France Insider/Paul Ben-Itzak

May 12, 2009

The best view of the Eiffel Tower sits on the House of Air

François Truffaut’s 1959 “The 400 Blows” starts with a declaration of love. Not for the troubled enfance whose eloge he’s about to sing, but for the City of Paris in which the saga of Antoine Doinel — four more films, following Antoine and his many travails with his many loves through to the age of 34, would come over the next 20 years — is about to unroll. (In a later chapter of the cycle, “Stolen Kisses,” Truffaut shares another perspective, following a love letter on its trajectory through the underground pneumatic system.)

I thought of that great sweeping pan of a panorama this afternoon when I took my thermos coffee on the plateau atop the Maison de l’air that looks out past the descending fountains of the parc Bellevue in the 20th arrondissement and towards the fullest and most glorious view of the Eiffel Tower in Paris. (Yes I know, close-up from the Place Trockadero across the River is cool too, but in Bellevue you don’t have to deal with the tourists.
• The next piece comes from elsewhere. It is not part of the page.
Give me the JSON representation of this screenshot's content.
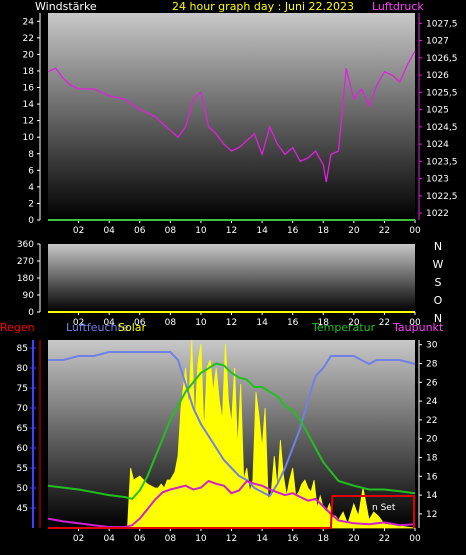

Unless you tell.) At 120 years, Gustave Eiffel’s dream sure looks good. It’s hard to imagine that the defining, most outstanding feature in the Paris skyline — with all respect to the blue and red monstrosity of the Centre Pompidou, which looks like a hippy relic who forgot to pack up his tent — was once greeted with horror by Maupassent (that anti-Semite) and others, much as old fogies like me wince at any prospect of changing our beloved Paris.